A Sort of Joy — Medium The Museum of Modern Art is full of tombstones. You’ve may have cropped one out of an Instagram photo…
The Museum of Modern Art is full of tombstones. You’ve may have cropped one out of an Instagram photo lately — they’re the small white signs that list the artwork’s vital statistics: title, artist, date, medium and provenance. Last week, MoMA quietly released their collections database, a vast graveyard full of tombstones, as a GitHub repository. Slightly more than 120,000 artworks are included in the .CSV release, all tightly arranged in rows and columns. […]
It’s 1:32pm. A woman in a black dress leans against the edge of a doorway between rooms in MoMA’s second floor galleries. Swatches of rotating light and the ting-tang of a Gamelan orchestra from the installation behind her bleed past her, out into the room that she’s facing.
“Fuck Off,” she mutters.
A few faces in the crowd turn towards her, but most either didn’t hear, or pretended that they didn’t hear. The woman continues, undeterred.
“Where’s My Fucking Peanut?”
“Shut The Fuck Up.”
“I Shit Crystals for you, David.”
Despite this impressive string of obscenity, the the gallery goers’ attention is mostly directed towards the middle of the room, where a group of five people who have just burst into song.
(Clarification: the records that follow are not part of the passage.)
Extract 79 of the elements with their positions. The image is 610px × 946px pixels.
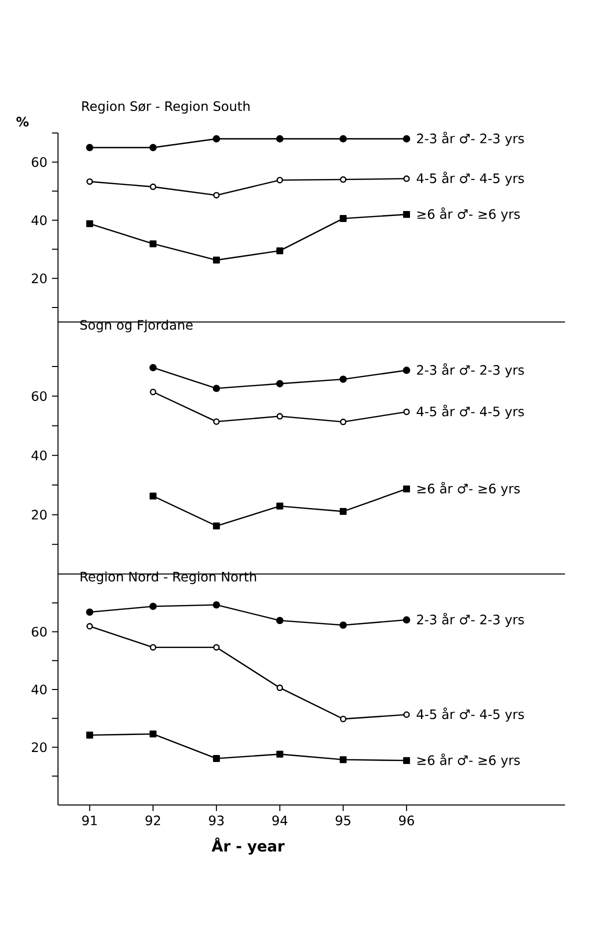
series-label: 2-3 år ♂- 2-3 yrs xyxy=(417,612,524,627)
point xyxy=(149,144,157,152)
point xyxy=(403,210,410,218)
y-axis-title: % xyxy=(16,116,29,127)
point xyxy=(276,616,284,624)
point xyxy=(402,135,410,142)
x-tick-label: 93 xyxy=(208,816,224,826)
x-axis-title: År - year xyxy=(212,838,285,855)
x-tick-label: 96 xyxy=(399,816,414,826)
point xyxy=(86,623,93,630)
y-tick-label: 20 xyxy=(32,510,47,520)
y-tick-label: 40 xyxy=(32,684,47,694)
point xyxy=(276,684,284,692)
x-tick-label: 91 xyxy=(82,816,97,826)
point xyxy=(340,135,347,142)
point xyxy=(403,175,410,182)
point xyxy=(276,750,284,758)
series-label: 4-5 år ♂- 4-5 yrs xyxy=(416,404,524,419)
point xyxy=(86,144,94,152)
point xyxy=(212,522,220,530)
point xyxy=(340,376,347,383)
point xyxy=(150,492,157,500)
chart-title: Region Sør - Region South xyxy=(82,100,250,114)
point xyxy=(276,413,284,420)
series-label: ≥6 år ♂- ≥6 yrs xyxy=(417,482,520,496)
point xyxy=(276,247,284,254)
series-label: 4-5 år ♂- 4-5 yrs xyxy=(416,708,524,722)
point xyxy=(276,176,284,184)
chart-title: Sogn og Fjordane xyxy=(80,320,193,332)
y-tick-label: 20 xyxy=(32,742,47,752)
point xyxy=(340,508,347,515)
point xyxy=(212,256,220,264)
x-tick-label: 95 xyxy=(336,816,350,826)
point xyxy=(86,178,93,185)
y-tick-label: 60 xyxy=(32,157,47,168)
y-tick-label: 40 xyxy=(32,450,47,460)
point xyxy=(340,756,347,764)
point xyxy=(212,601,220,609)
y-tick-label: 40 xyxy=(32,215,47,226)
point xyxy=(340,716,346,722)
series-label: 2-3 år ♂- 2-3 yrs xyxy=(417,132,524,146)
series-label: 2-3 år ♂- 2-3 yrs xyxy=(417,363,524,378)
point xyxy=(340,176,346,183)
point xyxy=(212,135,220,142)
point xyxy=(150,388,156,396)
point xyxy=(403,408,410,416)
point xyxy=(340,215,347,222)
point xyxy=(86,220,94,228)
point xyxy=(402,366,410,374)
point xyxy=(276,135,284,142)
point xyxy=(150,240,157,248)
point xyxy=(403,711,410,718)
y-tick-label: 20 xyxy=(32,273,47,284)
point xyxy=(149,602,157,610)
point xyxy=(212,755,220,762)
point xyxy=(86,608,94,616)
point xyxy=(403,757,410,764)
y-tick-label: 60 xyxy=(32,626,47,637)
point xyxy=(403,485,410,492)
point xyxy=(86,732,94,739)
point xyxy=(402,616,410,624)
series-label: 4-5 år ♂- 4-5 yrs xyxy=(416,172,524,186)
point xyxy=(340,621,347,629)
point xyxy=(213,644,220,651)
point xyxy=(340,418,346,426)
series-label: ≥6 år ♂- ≥6 yrs xyxy=(417,207,520,222)
point xyxy=(276,502,284,510)
series-label: ≥6 år ♂- ≥6 yrs xyxy=(417,753,520,768)
point xyxy=(149,364,157,372)
y-tick-label: 60 xyxy=(32,391,47,402)
point xyxy=(150,730,157,738)
point xyxy=(150,184,156,190)
point xyxy=(150,644,156,651)
x-tick-label: 92 xyxy=(146,816,160,826)
point xyxy=(213,192,220,198)
point xyxy=(213,418,220,425)
point xyxy=(212,384,220,392)
point xyxy=(276,380,284,388)
x-tick-label: 94 xyxy=(272,816,288,826)
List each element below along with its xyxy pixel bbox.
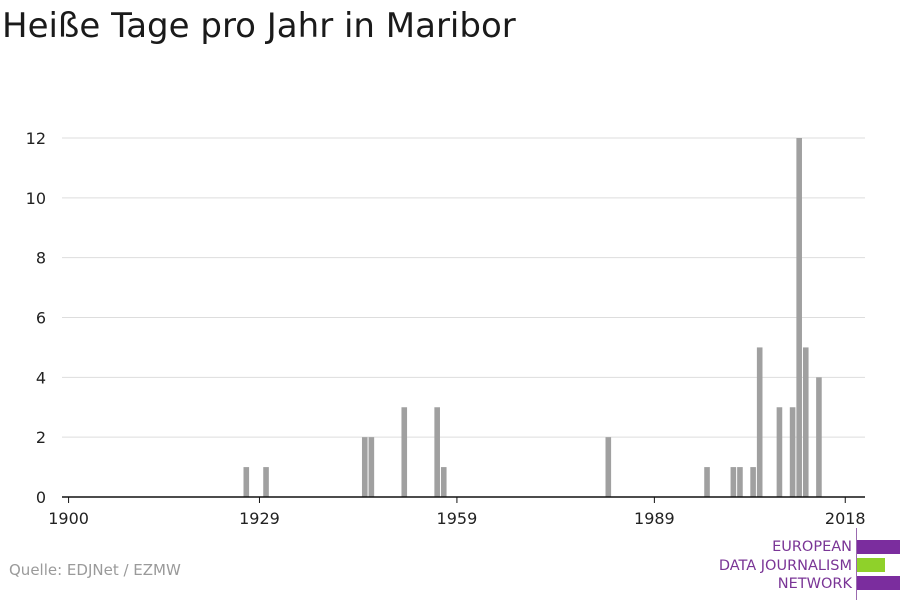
bars [243,138,822,497]
y-tick-label: 12 [26,129,46,148]
logo-text: EUROPEAN DATA JOURNALISM NETWORK [719,538,852,594]
bar-2008 [776,407,783,497]
logo-line-network: NETWORK [777,576,852,592]
bar-1956 [434,407,440,497]
y-tick-label: 2 [36,428,46,447]
logo-divider [856,528,857,600]
x-tick-label: 1989 [634,509,675,528]
bar-2001 [730,467,737,497]
bar-2004 [750,467,756,497]
logo-bar-middle [857,558,885,572]
logo-line-data-journalism: DATA JOURNALISM [718,557,852,574]
bar-1946 [368,437,375,497]
y-tick-labels: 0 2 4 6 8 10 12 [26,129,46,507]
y-tick-label: 4 [36,368,46,387]
bar-1957 [440,467,447,497]
x-tick-label: 1929 [239,509,280,528]
bar-2014 [816,377,822,497]
logo-bar-bottom [857,576,900,590]
bar-2005 [756,347,763,497]
y-tick-label: 0 [36,488,46,507]
x-tick-label: 1959 [437,509,478,528]
y-tick-label: 6 [36,309,46,328]
bar-2010 [789,407,796,497]
y-tick-label: 8 [36,249,46,268]
bar-2002 [737,467,743,497]
bar-2011 [796,138,802,497]
x-tick-labels: 1900 1929 1959 1989 2018 [48,509,865,528]
gridlines [62,137,865,438]
bar-1982 [605,437,612,497]
bar-1997 [704,467,710,497]
y-tick-label: 10 [26,189,46,208]
edjnet-logo: EUROPEAN DATA JOURNALISM NETWORK [700,528,900,600]
logo-bar-top [857,540,900,554]
source-note: Quelle: EDJNet / EZMW [9,561,181,579]
bar-1927 [243,467,250,497]
x-axis [62,496,865,503]
chart-title: Heiße Tage pro Jahr in Maribor [2,6,516,46]
bar-1930 [263,467,269,497]
x-tick-label: 2018 [825,509,866,528]
bar-1945 [361,437,368,497]
x-tick-label: 1900 [48,509,89,528]
logo-line-european: EUROPEAN [772,539,852,555]
bar-1951 [401,407,408,497]
bar-2012 [802,347,809,497]
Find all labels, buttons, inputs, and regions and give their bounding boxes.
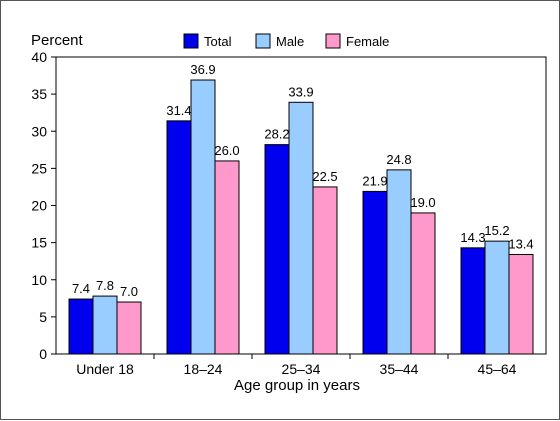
legend-swatch-female	[325, 33, 341, 49]
y-tick-label: 30	[31, 123, 47, 139]
x-category-label: 25–34	[282, 361, 321, 377]
y-tick-label: 10	[31, 272, 47, 288]
bar-total	[362, 190, 388, 355]
bar-male	[386, 169, 412, 355]
x-axis-title: Age group in years	[234, 377, 360, 394]
value-label: 7.8	[96, 278, 114, 293]
legend-label-total: Total	[204, 34, 232, 49]
value-label: 28.2	[264, 127, 289, 142]
value-label: 36.9	[190, 62, 215, 77]
value-label: 19.0	[410, 195, 435, 210]
value-labels: 7.4 7.8 7.0 31.4 36.9 26.0 28.2 33.9 22.5 21.9 24.…	[72, 62, 534, 299]
y-tick-label: 20	[31, 198, 47, 214]
bar-female	[508, 254, 534, 355]
bar-female	[116, 301, 142, 355]
bar-female	[312, 186, 338, 355]
x-category-label: 35–44	[380, 361, 419, 377]
bars	[68, 79, 534, 355]
y-tick-label: 0	[39, 346, 47, 362]
value-label: 26.0	[214, 143, 239, 158]
value-label: 13.4	[508, 237, 533, 252]
value-label: 7.4	[72, 281, 90, 296]
bar-total	[68, 298, 94, 355]
value-label: 15.2	[484, 223, 509, 238]
value-label: 33.9	[288, 84, 313, 99]
value-label: 24.8	[386, 152, 411, 167]
axes: 0 5 10 15 20 25 30 35 40 Under 18 18–24 25–34 35–44 4…	[31, 49, 547, 377]
value-label: 22.5	[312, 169, 337, 184]
x-category-label: 18–24	[184, 361, 223, 377]
x-category-label: Under 18	[76, 361, 134, 377]
value-label: 31.4	[166, 103, 191, 118]
bar-female	[410, 212, 436, 355]
y-axis-title: Percent	[31, 32, 84, 49]
legend-label-female: Female	[346, 34, 389, 49]
y-tick-label: 5	[39, 309, 47, 325]
value-label: 14.3	[460, 230, 485, 245]
bar-male	[288, 101, 314, 355]
legend-swatch-male	[255, 33, 271, 49]
x-category-label: 45–64	[478, 361, 517, 377]
legend-label-male: Male	[276, 34, 304, 49]
y-tick-label: 15	[31, 235, 47, 251]
y-tick-label: 25	[31, 160, 47, 176]
bar-male	[92, 295, 118, 355]
bar-total	[166, 120, 192, 355]
bar-total	[460, 247, 486, 355]
legend-swatch-total	[183, 33, 199, 49]
bar-total	[264, 144, 290, 355]
y-tick-label: 35	[31, 86, 47, 102]
bar-male	[190, 79, 216, 355]
legend: Total Male Female	[183, 33, 389, 49]
value-label: 7.0	[120, 284, 138, 299]
y-tick-label: 40	[31, 49, 47, 65]
bar-female	[214, 160, 240, 355]
value-label: 21.9	[362, 173, 387, 188]
bar-male	[484, 240, 510, 355]
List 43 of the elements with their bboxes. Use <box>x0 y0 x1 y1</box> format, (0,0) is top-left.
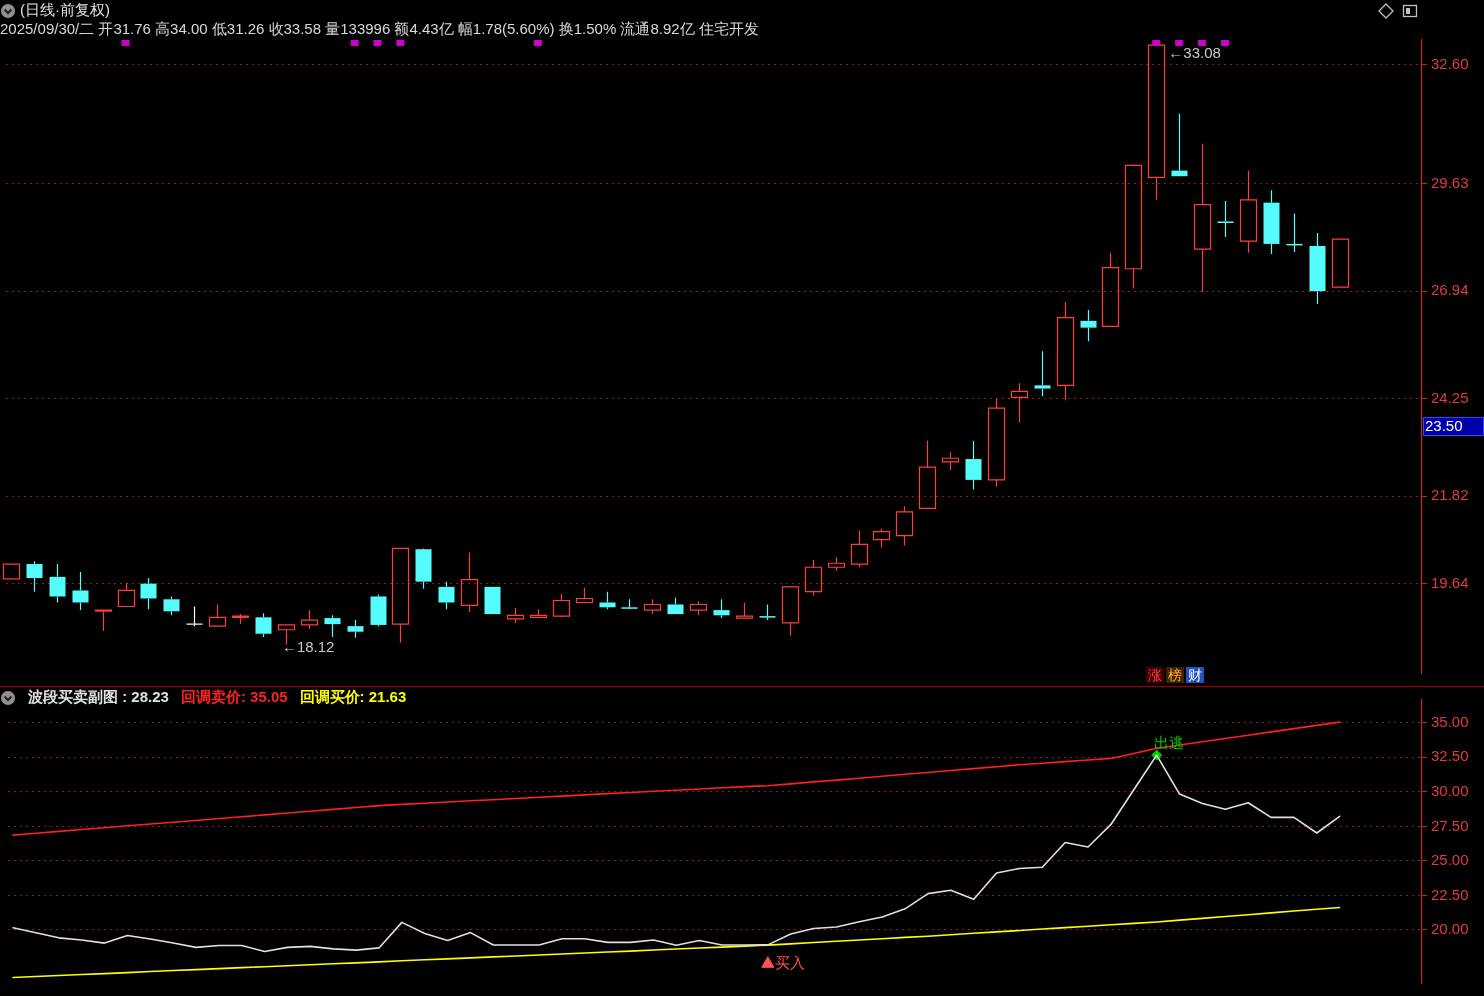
candlestick <box>1010 382 1029 424</box>
y-tick-label: 35.00 <box>1431 712 1469 730</box>
annotation: 涨 <box>1146 667 1164 683</box>
chart-title: (日线·前复权) <box>20 1 110 20</box>
chart-subtitle: 2025/09/30/二 开31.76 高34.00 低31.26 收33.58 量133996 额4.43亿 幅1.78(5.60%) 换1.50% 流通8.92亿 住宅开发 <box>0 20 759 39</box>
candlestick <box>918 440 937 509</box>
candlestick <box>94 609 113 632</box>
candlestick <box>391 547 410 644</box>
text: 23.50 <box>1425 417 1463 435</box>
candlestick <box>1217 200 1234 238</box>
annotation: ←33.08 <box>1168 43 1221 61</box>
text: 回调买价: 21.63 <box>299 688 407 707</box>
y-tick-label: 22.50 <box>1431 885 1469 903</box>
candlestick <box>1263 189 1280 255</box>
annotation: ←18.12 <box>281 638 335 656</box>
annotation: 财 <box>1186 667 1204 683</box>
candlestick <box>1309 232 1326 305</box>
y-tick-label: 20.00 <box>1431 920 1469 938</box>
candlestick <box>460 551 479 613</box>
y-tick-label: 29.63 <box>1431 173 1469 191</box>
candlestick <box>1171 113 1188 177</box>
candlestick <box>1080 309 1097 342</box>
y-tick-label: 21.82 <box>1431 486 1469 504</box>
candlestick <box>1056 301 1075 401</box>
y-tick-label: 19.64 <box>1431 573 1469 591</box>
y-tick-label: 32.60 <box>1431 54 1469 72</box>
candlestick <box>1124 164 1143 289</box>
candlestick <box>1239 170 1258 254</box>
y-tick-label: 27.50 <box>1431 816 1469 834</box>
candlestick <box>965 440 982 491</box>
candlestick <box>1193 143 1212 293</box>
text: 回调卖价: 35.05 <box>180 688 288 707</box>
y-tick-label: 32.50 <box>1431 747 1469 765</box>
y-tick-label: 30.00 <box>1431 781 1469 799</box>
y-tick-label: 26.94 <box>1431 281 1469 299</box>
candlestick <box>72 571 89 611</box>
text: 波段买卖副图 : 28.23 <box>28 688 169 707</box>
y-tick-label: 25.00 <box>1431 851 1469 869</box>
candlestick <box>1034 350 1051 397</box>
candlestick <box>49 563 66 604</box>
series-label: 买入 <box>774 953 805 971</box>
annotation: 榜 <box>1166 667 1184 683</box>
y-tick-label: 24.25 <box>1431 389 1469 407</box>
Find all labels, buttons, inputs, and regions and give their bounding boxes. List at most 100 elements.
Over the next forty minutes, this group of six performers will speak (and sing) in a strange language — every word they say will be taken verbatim from the collections database. And yet it will not come off as if they are listing a litany of titles; instead they will engage in complex patterns of call & response, performing a combination of carefully choreographed exchanges and loosely-defined scenes, often balanced at the edge of chaos and absurdity.